Modern robots have the ability to sense their environment and understand human language. However, what they don’t know is often more important than what they do know. Teaching robots to ask for help is crucial in enhancing their safety and efficiency.
A new method has been developed by engineers at Princeton University and Google to teach robots when they are uncertain. This technique involves measuring the fuzziness of human language and using that measurement to determine when robots should seek further directions. For example, if a robot is asked to pick up a bowl from a table with only one bowl, the instruction is clear. But if there are five bowls on the table, the level of uncertainty is much higher, prompting the robot to ask for clarification.
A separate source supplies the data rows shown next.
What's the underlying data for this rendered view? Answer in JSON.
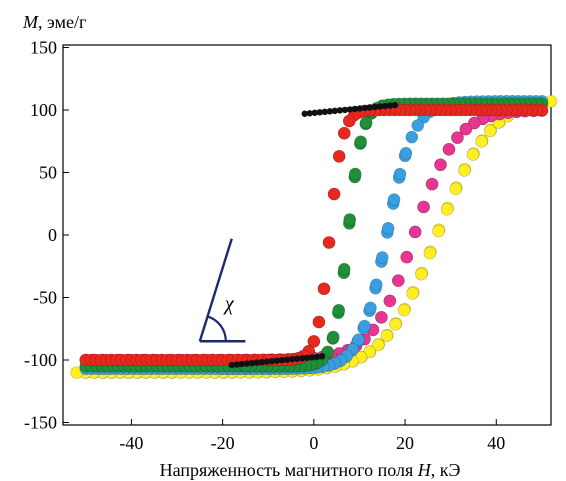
{
  "chart_data": {
    "type": "scatter",
    "title": "",
    "ylabel_var": "M",
    "ylabel_rest": ", эме/г",
    "xlabel_text": "Напряженность магнитного поля ",
    "xlabel_var": "H",
    "xlabel_unit": ", кЭ",
    "xlim": [
      -55,
      52
    ],
    "ylim": [
      -152,
      152
    ],
    "x_ticks": [
      -40,
      -20,
      0,
      20,
      40
    ],
    "y_ticks": [
      150,
      100,
      50,
      0,
      -50,
      -100,
      -150
    ],
    "x_tick_labels": [
      "-40",
      "-20",
      "0",
      "20",
      "40"
    ],
    "y_tick_labels": [
      "150",
      "100",
      "50",
      "0",
      "-50",
      "-100",
      "-150"
    ],
    "grid": false,
    "annotation": "χ",
    "series": [
      {
        "color": "#ffee22",
        "Hc": 27,
        "Ms": 110,
        "w": 0.085,
        "xmax": 52
      },
      {
        "color": "#e8358f",
        "Hc": 22,
        "Ms": 100,
        "w": 0.11,
        "xmax": 50
      },
      {
        "color": "#3a9fe0",
        "Hc": 16,
        "Ms": 107,
        "w": 0.17,
        "xmax": 20
      },
      {
        "color": "#1f8f3a",
        "Hc": 7.5,
        "Ms": 105,
        "w": 0.32,
        "xmax": 15
      },
      {
        "color": "#e8281e",
        "Hc": 3.5,
        "Ms": 100,
        "w": 0.36,
        "xmax": 10
      }
    ],
    "susceptibility_line": {
      "color": "#1b2a6b",
      "from": [
        -25,
        -85
      ],
      "to": [
        -18,
        -3
      ],
      "baseline_to": [
        -15,
        -85
      ]
    }
  }
}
Since tasks are usually more complex than simple commands, engineers utilize large language models (LLMs), such as ChatGPT, to assess uncertainty in complex environments. Although LLMs enable robots to understand human language, their outputs are often unreliable. Anirudha Majumdar, an assistant professor at Princeton and the senior author of a study on this new method, emphasizes the need for LLM-based robots to be aware of their limitations and when to seek assistance.
The system also allows the user of a robot to set a target level of success, which is associated with a specific uncertainty threshold that triggers the robot to ask for help. For instance, a surgical robot may have a lower tolerance for errors compared to a robot that is cleaning a living room.
Allen Ren, the lead author of the study and a graduate student at Princeton, explains that the goal is for the robot to ask for enough help to achieve the desired level of success while minimizing the overall assistance required. Compared to other approaches, this new method achieves high accuracy with reduced dependency on human intervention.
The researchers conducted experiments using a simulated robotic arm and two types of robots at Google facilities in New York City and Mountain View, California. The experiments ranged from sorting toy food items into different categories to placing a bowl in a microwave. By employing a statistical approach called conformal prediction and a user-specified success rate, the algorithm triggered requests for human help when the probabilities of different actions met a certain threshold.
The researchers highlight the significance of robots’ physical limitations in gaining insights that abstract systems cannot provide. While large language models may excel in conversation, they still have to contend with real-world constraints. The collaboration between Ren, Majumdar, and Andy Zeng from Google DeepMind was initiated after Zeng gave a talk at Princeton Robotics Seminar series, and Ren’s interest in calibrating the level of assistance a robot should seek led to the development of this new method.
Ren is now expanding this work to address challenges in active perception for robots, such as predicting the location of objects within a house based on vision and language information. This presents new obstacles in estimating uncertainty and determining when to request help.